The commercialization of nanotubes produced via free electron laser, Holloway predicts, is still at least five years down the road. Although Holloway and his fellow researchers have proved that nanotubes can be created by free electron lasers, more work must first be done to find the optimum parameter for production before an economically viable quantity can be made.

Right now the laser being used, which is located at Jefferson Lab in Newport News, is research grade and allows for a wide range of parameters.

"An analogy would be if there were a delivery van with leather seats, cruise control, AM/FM radio, CD with 6 tracks, surround sound and cool pen striping down the side," explained Holloway. "We don't need this for commercial production. What we need is a stick shift [...] optimized to do what we want it to do."

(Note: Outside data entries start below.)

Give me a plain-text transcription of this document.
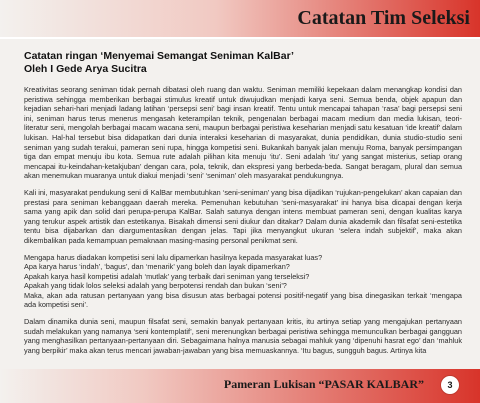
Catatan Tim Seleksi
Catatan ringan ‘Menyemai Semangat Seniman KalBar’
Oleh I Gede Arya Sucitra
Kreativitas seorang seniman tidak pernah dibatasi oleh ruang dan waktu. Seniman memiliki kepekaan dalam menangkap kondisi dan peristiwa sehingga memberikan berbagai stimulus kreatif untuk diwujudkan menjadi karya seni. Semua benda, objek apapun dan kejadian sehari-hari menjadi ladang latihan ‘persepsi seni’ bagi insan kreatif. Tentu untuk mencapai tahapan ‘rasa’ bagi persepsi seni ini, seniman harus terus menerus mengasah keterampilan teknik, pengenalan berbagai macam medium dan media lukisan, teori-literatur seni, mengolah berbagai macam wacana seni, maupun berbagai peristiwa keseharian menjadi satu kesatuan ‘ide kreatif’ dalam lukisan. Hal-hal tersebut bisa didapatkan dari dunia interaksi keseharian di masyarakat, dunia pendidikan, dunia studio-studio seni seniman yang sudah terakui, pameran seni rupa, hingga kompetisi seni. Bukankah banyak jalan menuju Roma, banyak persimpangan tiga dan empat menuju ibu kota. Semua rute adalah pilihan kita menuju ‘itu’. Seni adalah ‘itu’ yang sangat misterius, setiap orang mencapai itu-keindahan-ketakjuban’ dengan cara, pola, teknik, dan ekspresi yang berbeda-beda. Sangat beragam, plural dan semua akan menemukan muaranya untuk diakui menjadi ‘seni’ ‘seniman’ oleh masyarakat pendukungnya.
Kali ini, masyarakat pendukung seni di KalBar membutuhkan ‘seni-seniman’ yang bisa dijadikan ‘rujukan-pengelukan’ akan capaian dan prestasi para seniman kebanggaan daerah mereka. Pemenuhan kebutuhan ‘seni-masyarakat’ ini hanya bisa dicapai dengan kerja sama yang apik dan solid dari perupa-perupa KalBar. Salah satunya dengan intens membuat pameran seni, dengan kualitas karya yang terukur aspek artistik dan estetikanya. Bisakah dimensi seni diukur dan ditakar? Dalam dunia akademik dan filsafat seni-estetika tentu bisa dijabarkan dan diargumentasikan dengan jelas. Tapi jika menyangkut ukuran ‘selera indah subjektif’, maka akan dikembalikan pada kemampuan pemaknaan masing-masing personal penikmat seni.
Mengapa harus diadakan kompetisi seni lalu dipamerkan hasilnya kepada masyarakat luas?
Apa karya harus ‘indah’, ‘bagus’, dan ‘menarik’ yang boleh dan layak dipamerkan?
Apakah karya hasil kompetisi adalah ‘mutlak’ yang terbaik dari seniman yang terseleksi?
Apakah yang tidak lolos seleksi adalah yang berpotensi rendah dan bukan ‘seni’?
Maka, akan ada ratusan pertanyaan yang bisa disusun atas berbagai potensi positif-negatif yang bisa dinegasikan terkait ‘mengapa ada kompetisi seni’.
Dalam dinamika dunia seni, maupun filsafat seni, semakin banyak pertanyaan kritis, itu artinya setiap yang mengajukan pertanyaan sudah melakukan yang namanya ‘seni kontemplatif’, seni merenungkan berbagai peristiwa sehingga memunculkan berbagai gangguan yang menghasilkan pertanyaan-pertanyaan diri. Sebagaimana halnya manusia sebagai mahluk yang ‘dipenuhi hasrat ego’ dan ‘mahluk yang berpikir’ maka akan terus mencari jawaban-jawaban yang bisa memuaskannya. ‘Itu bagus, sungguh bagus. Artinya kita
Pameran Lukisan “PASAR KALBAR”	3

Because what is yielded from the laser does not consist of purely nanotubes, analysis is being conducted and the parameters on the laser adjusted in an attempt to produce a larger percent of nanotubes per yield.

In addition to quandaries within the commercial arena of nanotube production, the research being conducted is also meant to help elucidate how and why nanotubes form in the first place, an issue which has yet to be resolved.

Another aspect of research that is performed, mainly by NASA, pertains to the use of appropriate binders with the nanotubes. The nanotubes, Holloway explains, provide strength in the same manner that a cloth covered in glue would. Glue by itself, like the binder, is rigid and rips. Just as a cloth would provide toughness to the glue, so too do the nanotubes provide toughness to the binder. Instead of a mere cotton fiber cloth, however, the nanotubes consist of carbon fibers woven together, making them the strongest thing known to humanity.